Graphic novels might have a reputation for frivolity, but they also have been proven to be very good for dealing serious topics that require the kind of creativity offered to deal with trauma. Art Spiegelman's Maus
and Joe Sacco's Safe Area Goražde
both look at people and places of war, and their combination of words and images have proven powerful and successful. The animated documentary Waltz with Bashir
extended our idea of how a true story could be told. Tomás Lunák's feature film debut Alois Nebel
is not a documentary, but it is an adaptation of a graphic novel, and is based around real trauma.
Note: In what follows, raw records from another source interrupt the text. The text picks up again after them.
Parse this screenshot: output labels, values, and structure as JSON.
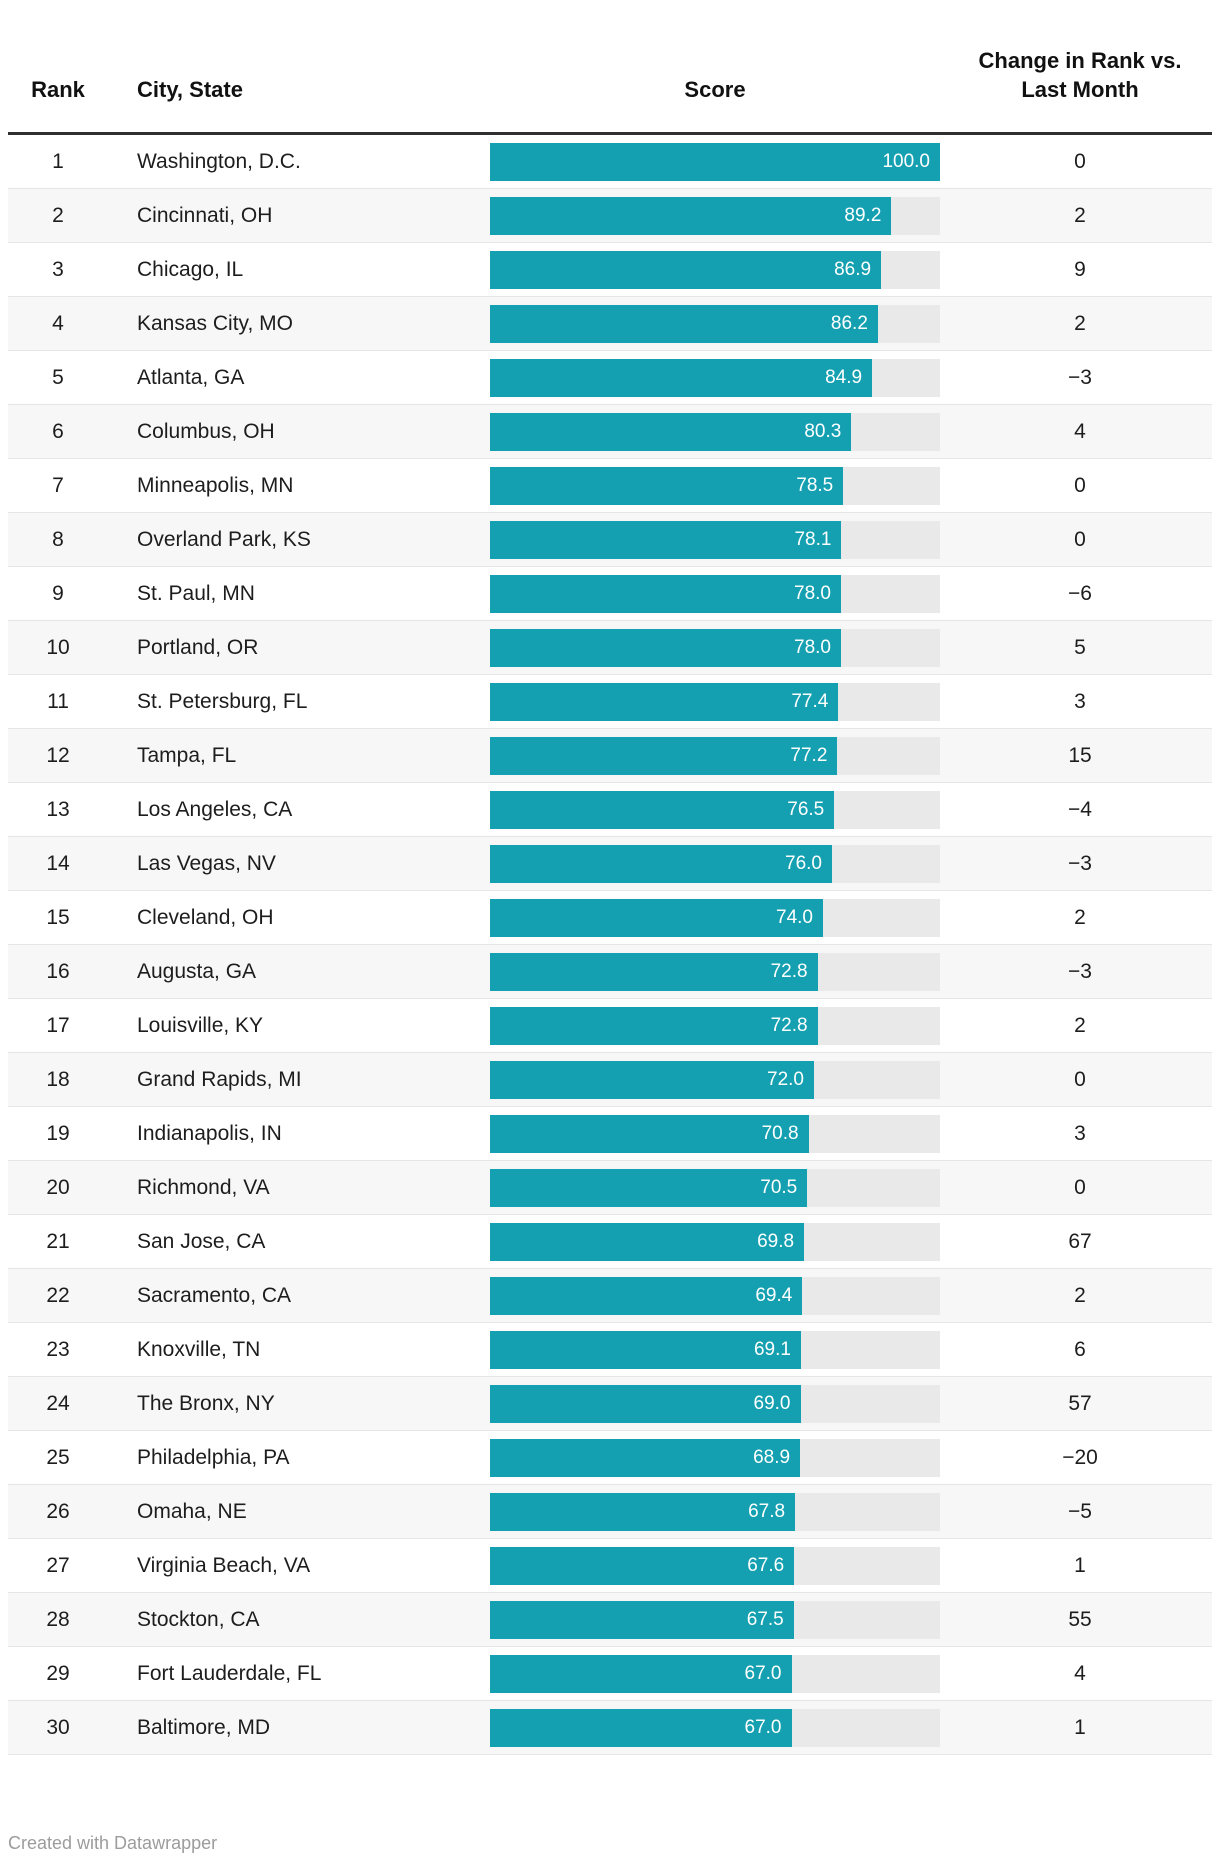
{
  "table": {
    "columns": {
      "rank": "Rank",
      "city": "City, State",
      "score": "Score",
      "change": "Change in Rank vs. Last Month"
    },
    "rows": [
      {
        "rank": "1",
        "city": "Washington, D.C.",
        "score": "100.0",
        "change": "0"
      },
      {
        "rank": "2",
        "city": "Cincinnati, OH",
        "score": "89.2",
        "change": "2"
      },
      {
        "rank": "3",
        "city": "Chicago, IL",
        "score": "86.9",
        "change": "9"
      },
      {
        "rank": "4",
        "city": "Kansas City, MO",
        "score": "86.2",
        "change": "2"
      },
      {
        "rank": "5",
        "city": "Atlanta, GA",
        "score": "84.9",
        "change": "−3"
      },
      {
        "rank": "6",
        "city": "Columbus, OH",
        "score": "80.3",
        "change": "4"
      },
      {
        "rank": "7",
        "city": "Minneapolis, MN",
        "score": "78.5",
        "change": "0"
      },
      {
        "rank": "8",
        "city": "Overland Park, KS",
        "score": "78.1",
        "change": "0"
      },
      {
        "rank": "9",
        "city": "St. Paul, MN",
        "score": "78.0",
        "change": "−6"
      },
      {
        "rank": "10",
        "city": "Portland, OR",
        "score": "78.0",
        "change": "5"
      },
      {
        "rank": "11",
        "city": "St. Petersburg, FL",
        "score": "77.4",
        "change": "3"
      },
      {
        "rank": "12",
        "city": "Tampa, FL",
        "score": "77.2",
        "change": "15"
      },
      {
        "rank": "13",
        "city": "Los Angeles, CA",
        "score": "76.5",
        "change": "−4"
      },
      {
        "rank": "14",
        "city": "Las Vegas, NV",
        "score": "76.0",
        "change": "−3"
      },
      {
        "rank": "15",
        "city": "Cleveland, OH",
        "score": "74.0",
        "change": "2"
      },
      {
        "rank": "16",
        "city": "Augusta, GA",
        "score": "72.8",
        "change": "−3"
      },
      {
        "rank": "17",
        "city": "Louisville, KY",
        "score": "72.8",
        "change": "2"
      },
      {
        "rank": "18",
        "city": "Grand Rapids, MI",
        "score": "72.0",
        "change": "0"
      },
      {
        "rank": "19",
        "city": "Indianapolis, IN",
        "score": "70.8",
        "change": "3"
      },
      {
        "rank": "20",
        "city": "Richmond, VA",
        "score": "70.5",
        "change": "0"
      },
      {
        "rank": "21",
        "city": "San Jose, CA",
        "score": "69.8",
        "change": "67"
      },
      {
        "rank": "22",
        "city": "Sacramento, CA",
        "score": "69.4",
        "change": "2"
      },
      {
        "rank": "23",
        "city": "Knoxville, TN",
        "score": "69.1",
        "change": "6"
      },
      {
        "rank": "24",
        "city": "The Bronx, NY",
        "score": "69.0",
        "change": "57"
      },
      {
        "rank": "25",
        "city": "Philadelphia, PA",
        "score": "68.9",
        "change": "−20"
      },
      {
        "rank": "26",
        "city": "Omaha, NE",
        "score": "67.8",
        "change": "−5"
      },
      {
        "rank": "27",
        "city": "Virginia Beach, VA",
        "score": "67.6",
        "change": "1"
      },
      {
        "rank": "28",
        "city": "Stockton, CA",
        "score": "67.5",
        "change": "55"
      },
      {
        "rank": "29",
        "city": "Fort Lauderdale, FL",
        "score": "67.0",
        "change": "4"
      },
      {
        "rank": "30",
        "city": "Baltimore, MD",
        "score": "67.0",
        "change": "1"
      }
    ]
  },
  "chart_data": {
    "type": "table",
    "title": "",
    "columns": [
      "Rank",
      "City, State",
      "Score",
      "Change in Rank vs. Last Month"
    ],
    "bar_column": "Score",
    "bar_range": [
      0,
      100
    ],
    "categories": [
      "Washington, D.C.",
      "Cincinnati, OH",
      "Chicago, IL",
      "Kansas City, MO",
      "Atlanta, GA",
      "Columbus, OH",
      "Minneapolis, MN",
      "Overland Park, KS",
      "St. Paul, MN",
      "Portland, OR",
      "St. Petersburg, FL",
      "Tampa, FL",
      "Los Angeles, CA",
      "Las Vegas, NV",
      "Cleveland, OH",
      "Augusta, GA",
      "Louisville, KY",
      "Grand Rapids, MI",
      "Indianapolis, IN",
      "Richmond, VA",
      "San Jose, CA",
      "Sacramento, CA",
      "Knoxville, TN",
      "The Bronx, NY",
      "Philadelphia, PA",
      "Omaha, NE",
      "Virginia Beach, VA",
      "Stockton, CA",
      "Fort Lauderdale, FL",
      "Baltimore, MD"
    ],
    "series": [
      {
        "name": "Rank",
        "values": [
          1,
          2,
          3,
          4,
          5,
          6,
          7,
          8,
          9,
          10,
          11,
          12,
          13,
          14,
          15,
          16,
          17,
          18,
          19,
          20,
          21,
          22,
          23,
          24,
          25,
          26,
          27,
          28,
          29,
          30
        ]
      },
      {
        "name": "Score",
        "values": [
          100.0,
          89.2,
          86.9,
          86.2,
          84.9,
          80.3,
          78.5,
          78.1,
          78.0,
          78.0,
          77.4,
          77.2,
          76.5,
          76.0,
          74.0,
          72.8,
          72.8,
          72.0,
          70.8,
          70.5,
          69.8,
          69.4,
          69.1,
          69.0,
          68.9,
          67.8,
          67.6,
          67.5,
          67.0,
          67.0
        ]
      },
      {
        "name": "Change in Rank vs. Last Month",
        "values": [
          0,
          2,
          9,
          2,
          -3,
          4,
          0,
          0,
          -6,
          5,
          3,
          15,
          -4,
          -3,
          2,
          -3,
          2,
          0,
          3,
          0,
          67,
          2,
          6,
          57,
          -20,
          -5,
          1,
          55,
          4,
          1
        ]
      }
    ]
  },
  "colors": {
    "bar": "#14a0b1",
    "bar_track": "#e9e9e9",
    "zebra_row": "#f7f7f7",
    "header_rule": "#2f2f2f",
    "footer_text": "#9c9c9c"
  },
  "footer": {
    "credit": "Created with Datawrapper"
  }
}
Animation does not have to be Disney or Pixar; as this film proves, it can be just, if not more, haunting and effective in its delivery.
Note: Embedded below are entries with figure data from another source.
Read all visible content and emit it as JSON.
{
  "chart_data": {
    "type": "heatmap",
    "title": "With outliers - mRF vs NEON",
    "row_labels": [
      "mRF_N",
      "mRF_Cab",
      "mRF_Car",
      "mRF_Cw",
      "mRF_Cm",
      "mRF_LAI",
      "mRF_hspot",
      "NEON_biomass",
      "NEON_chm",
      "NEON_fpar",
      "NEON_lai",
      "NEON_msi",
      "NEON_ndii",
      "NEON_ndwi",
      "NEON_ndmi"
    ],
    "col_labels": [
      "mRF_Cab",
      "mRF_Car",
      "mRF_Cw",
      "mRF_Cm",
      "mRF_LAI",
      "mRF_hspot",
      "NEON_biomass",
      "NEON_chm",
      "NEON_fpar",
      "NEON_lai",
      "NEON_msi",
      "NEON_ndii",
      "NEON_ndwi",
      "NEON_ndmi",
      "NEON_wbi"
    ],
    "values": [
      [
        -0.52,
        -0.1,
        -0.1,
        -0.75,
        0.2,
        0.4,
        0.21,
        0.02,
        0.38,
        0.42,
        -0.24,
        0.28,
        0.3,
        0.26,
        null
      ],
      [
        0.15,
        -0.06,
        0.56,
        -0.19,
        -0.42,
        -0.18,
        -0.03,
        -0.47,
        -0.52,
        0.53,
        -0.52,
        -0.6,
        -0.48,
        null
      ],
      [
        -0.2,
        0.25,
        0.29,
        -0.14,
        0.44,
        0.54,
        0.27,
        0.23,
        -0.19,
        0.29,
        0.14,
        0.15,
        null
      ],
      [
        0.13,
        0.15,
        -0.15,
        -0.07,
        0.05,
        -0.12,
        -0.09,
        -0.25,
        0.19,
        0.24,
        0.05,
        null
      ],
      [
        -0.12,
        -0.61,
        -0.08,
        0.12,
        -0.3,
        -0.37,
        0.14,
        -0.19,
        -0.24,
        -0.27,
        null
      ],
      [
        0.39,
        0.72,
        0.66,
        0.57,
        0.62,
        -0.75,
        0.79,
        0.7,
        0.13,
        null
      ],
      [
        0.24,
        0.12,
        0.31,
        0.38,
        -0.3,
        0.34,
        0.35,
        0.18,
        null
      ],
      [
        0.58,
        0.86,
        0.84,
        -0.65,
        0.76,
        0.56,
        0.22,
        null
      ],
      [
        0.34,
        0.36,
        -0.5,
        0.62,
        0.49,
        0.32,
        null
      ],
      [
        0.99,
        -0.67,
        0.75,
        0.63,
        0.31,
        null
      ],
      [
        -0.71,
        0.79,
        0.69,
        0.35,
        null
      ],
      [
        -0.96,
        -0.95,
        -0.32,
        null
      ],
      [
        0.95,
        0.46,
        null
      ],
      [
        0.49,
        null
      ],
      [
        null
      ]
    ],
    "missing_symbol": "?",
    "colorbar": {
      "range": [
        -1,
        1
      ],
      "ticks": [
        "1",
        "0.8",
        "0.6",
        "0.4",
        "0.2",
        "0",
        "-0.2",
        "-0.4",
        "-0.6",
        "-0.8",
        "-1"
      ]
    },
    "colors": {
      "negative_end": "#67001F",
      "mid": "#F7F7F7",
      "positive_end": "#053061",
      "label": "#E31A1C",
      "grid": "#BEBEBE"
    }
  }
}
Alois is a taciturn train station manager working in a small town on the Czech-Polish border in the late 1980s. As the film begins, the iron curtain is beginning to fall, and memories of childhood, the fall of said curtain across Europe, and the traumatic effect it had on Alois come flooding back. Meanwhile, a mute man running through the woods is captured, and Alois finds himself in a mental institution with said man, trying to sort through the fog of his mind. After Alois is released and he is left jobless and alone, he tries to find meaning again.
The film feels like a strange version of a European art film, concentrating on character development as oppose to cause-and-effect narration. By using black-and-white rotoscoping animation, this concentration on character is heightened, as the animation allows the audience to be inside Alois and see the world as he does, through the filters of his mind. There is a great melancholy in the grey tones, and in Alois' world it seems to always be either raining or snowing. For a man whose life revolves around the regularity of train schedules, the surreality of the animation adds to the confusion of his past and the uncertainty of his present and future.
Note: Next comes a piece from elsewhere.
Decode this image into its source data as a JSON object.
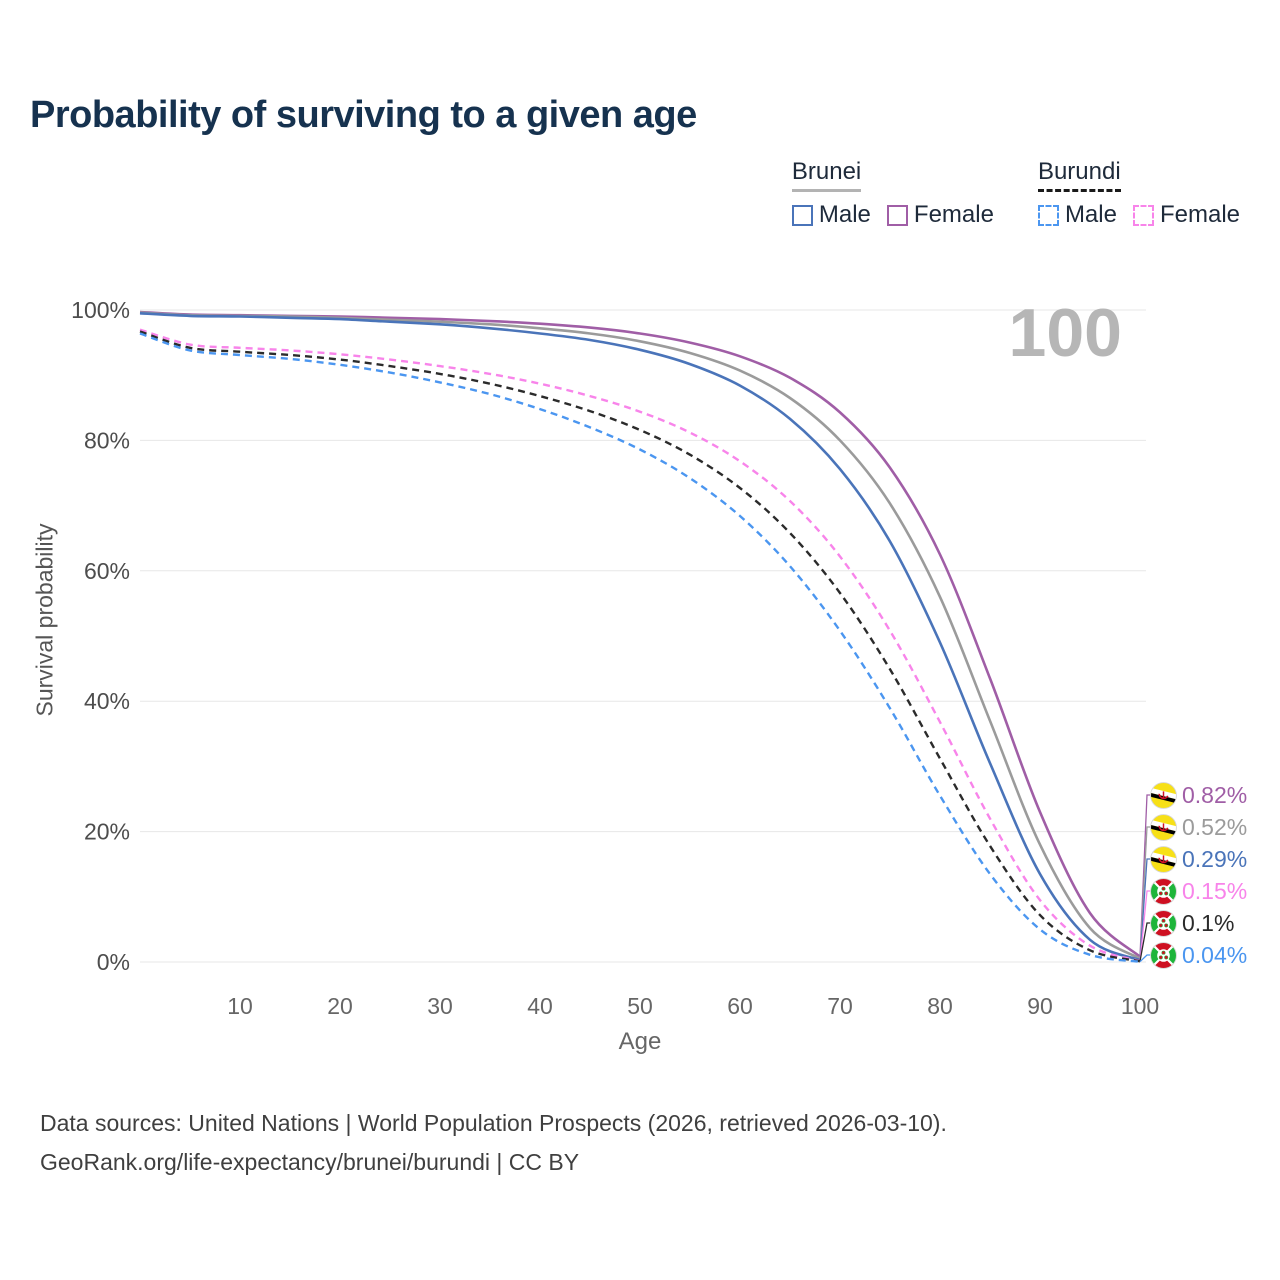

Another effect of the animation is a kind of neutrality of character that allows the audience to feel a part of the story. The less defined it is, the more a viewer can see themselves in the various characters and settings. And while the lack of color and the mystery of the mute man gives the film something of a noir film, it runs much deeper and leans more towards a German-style expressionism. Even the inanimate objects take on a strange life. This life, though, is sad and bleak. The lives of most of the characters are miserable enough that you are shocked at the joy they can find in small things. But they must, and that is the hope of the film. In this place and time, joy must be found in the small things and moments.
The bleakness of the story is somewhat nullified by the quality of the animation; the rotoscoping matches its graphic novel origins. This is not surprising, considering that Lunák has a background in directing animated music videos, and one of the novel's authors, Jaromír 99, was in charge of art direction. And this kind of story lends itself to this mode of storytelling. It is a self-contained metaphor, a dark fable, and it is in fables that we find the saddest truths.